Aragão alega que a investigação que deu origem à ação tinha outro objetivo: apurar “um suposto esquema de venda de decisões por desembargadores do TJ-MG” interessados no processo de falência de uma empresa.

Os fatos que tratam da mulher e do filho do desembargador teriam surgido “de maneira fortuita” nas interceptações, numa conversa entre um advogado e Alexandre Victor.

Aragão também reclama que Benjamin “não determinou o desmembramento das investigações” e a livre distribuição para ministros do STJ.

Segundo o advogado, a denúncia acusa Alexandre Victor de ter solicitado e recebido vantagem indevida em favor de sua mulher e de seu filho, em troca da candidatura da advogada Alice de Souza Birchal ao cargo de desembargadora pelo Quinto Constitucional, o que seria de interesse do então governador Fernando Pimentel (PT).

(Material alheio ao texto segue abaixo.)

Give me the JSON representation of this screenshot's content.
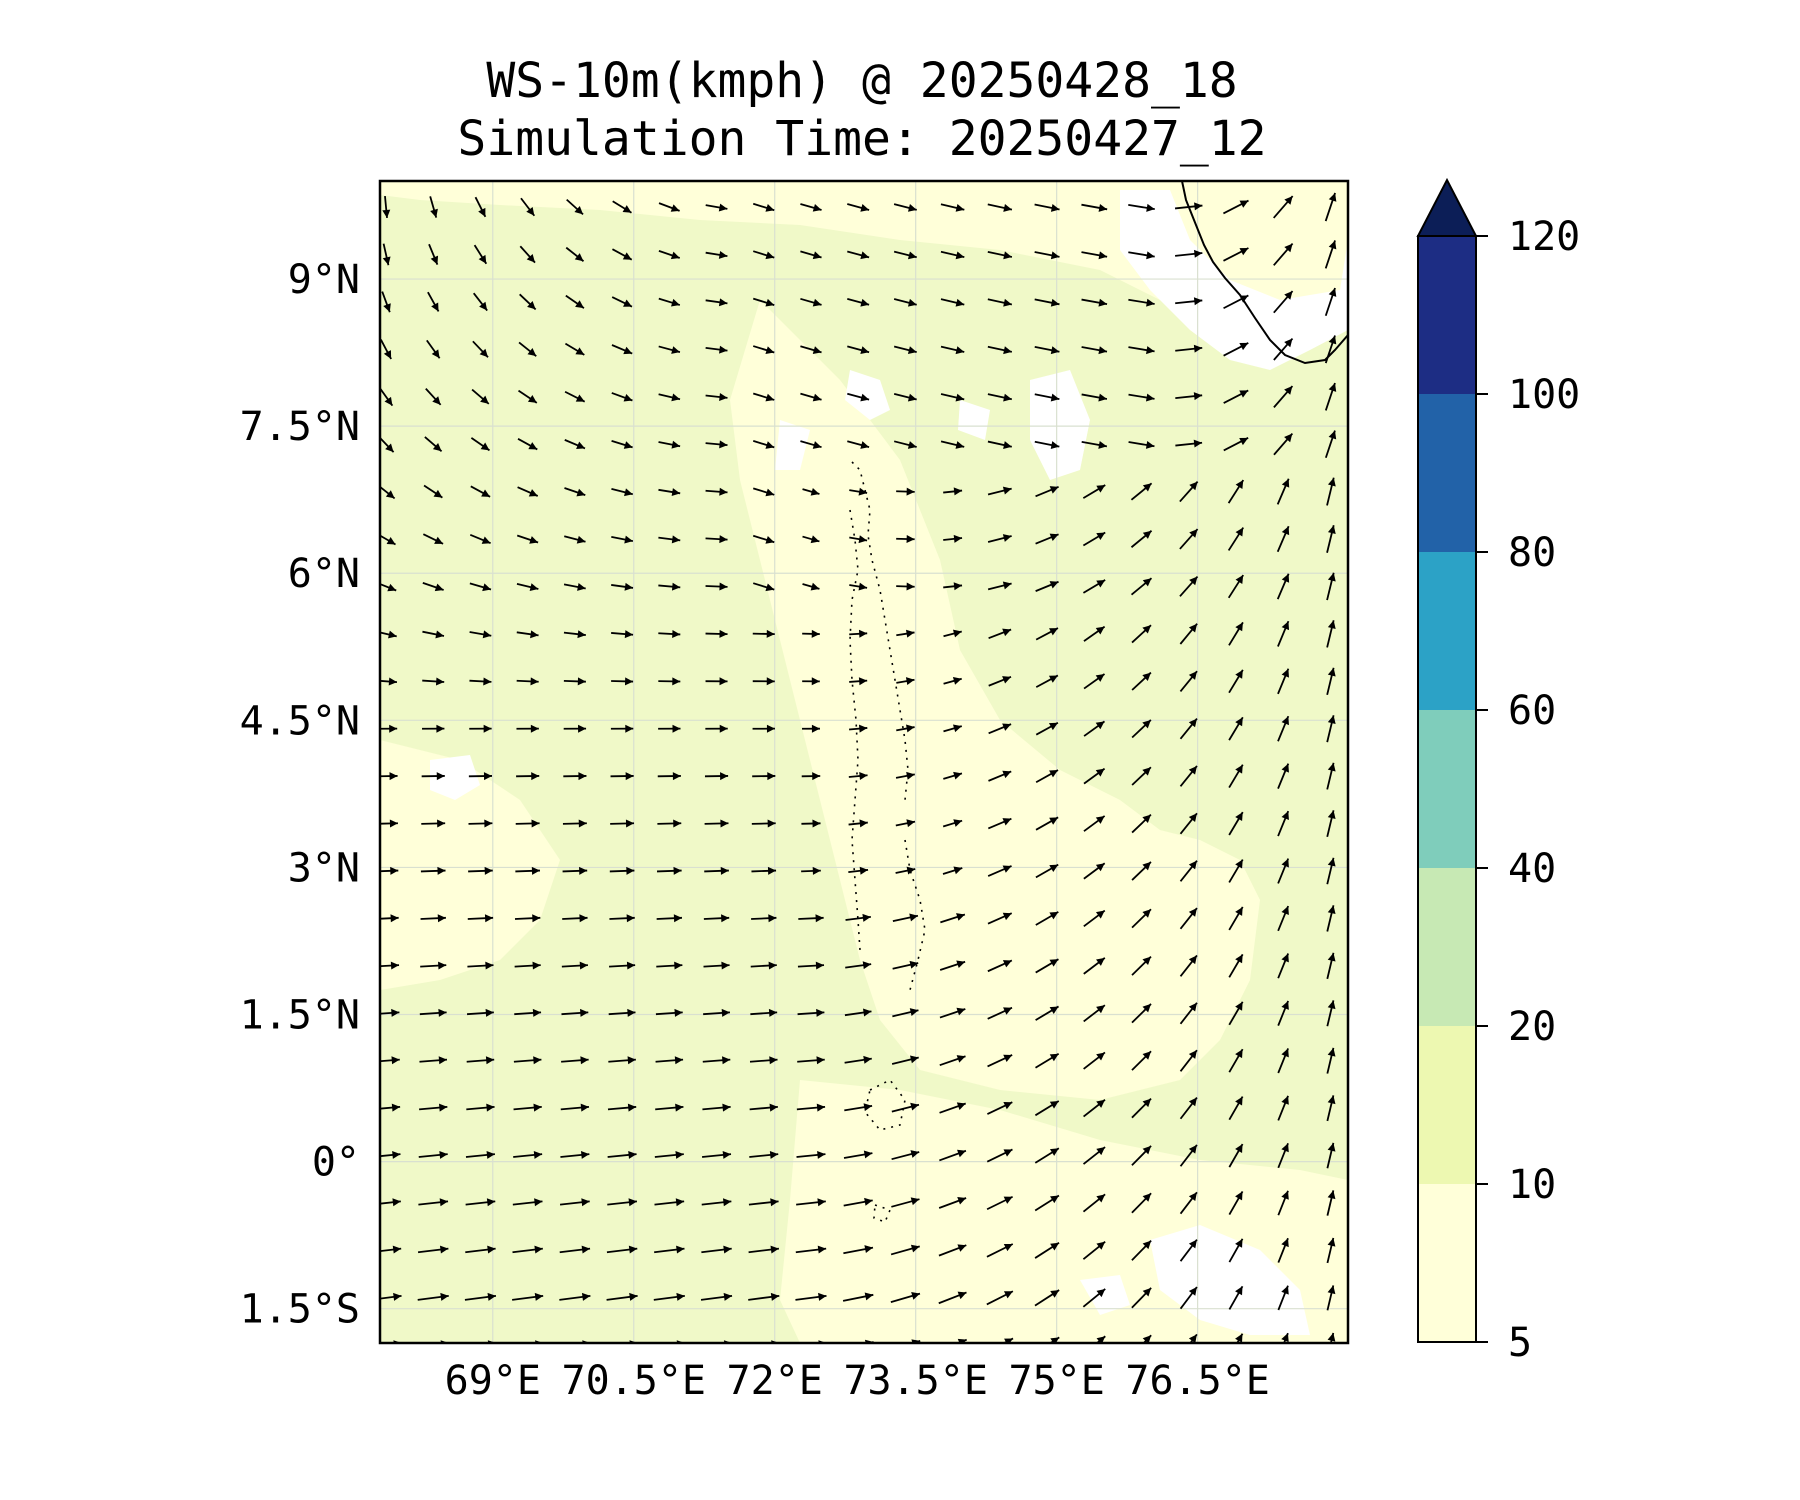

A vantagem seria a nomeação da mulher do magistrado para um cargo no gabinete da presidência da Assembleia Legislativa de Minas Gerais, e de seu filho para a vaga antes ocupada por ela. Seriam, segundo Aragão, “indícios totalmente circunstanciais e não portadores de qualquer ilicitude”.

Nepotismo e influências

O desembargador Alexandre Victor de Carvalho é um caso raro de magistrado suspeito da prática de nepotismo envolvendo ascendentes e descendentes. O TJ-MG foi a corte estadual que mais resistiu à ação contra o nepotismo nos primeiros anos do CNJ.

Filho do desembargador aposentado Orlando Adão de Carvalho, ex-presidente do TJ-MG e TRE-MG, Alexandre Victor era procurador de justiça do Ministério Público mineiro. Entrou no TJ-MG pelo Quinto Constitucional.

Foi eleito para o Órgão Especial em sessão aberta pelo pai –que sustenta ter transferido a presidência da sessão para o primeiro-vice-presidente.

Em interceptações telefônicas da Polícia Federal, Alexandre Victor “propõe que o filho e a mulher dele atuem como funcionários públicos fantasmas, sem cumprir as cargas horárias exigidas para os cargos, e sugere até um esquema de ‘rachadinha’ para dividir salário a ser pago pelo erário à sogra”, revela reportagem de Fábio Fabrini, da Folha.

A ação penal adiada tem gerado expectativa por três motivos: a) o investigado esteve no centro de episódios muito suspeitos no tribunal mineiro; b) a denúncia trata de fatos relacionados a figuras que estão em evidência; c) o acusado mantém aliados influentes no Judiciário.

Alexandre Victor participou de inspeções em tribunais quando o atual presidente do STJ, o mineiro João Otávio de Noronha, foi corregedor nacional de Justiça.

Já foi defendido pelo então advogado e hoje ministro do STF Alexandre de Moraes (que foi conselheiro do CNJ em sua primeira composição, ex-secretário de Segurança Pública do Estado de São Paulo e ex-ministro da Justiça).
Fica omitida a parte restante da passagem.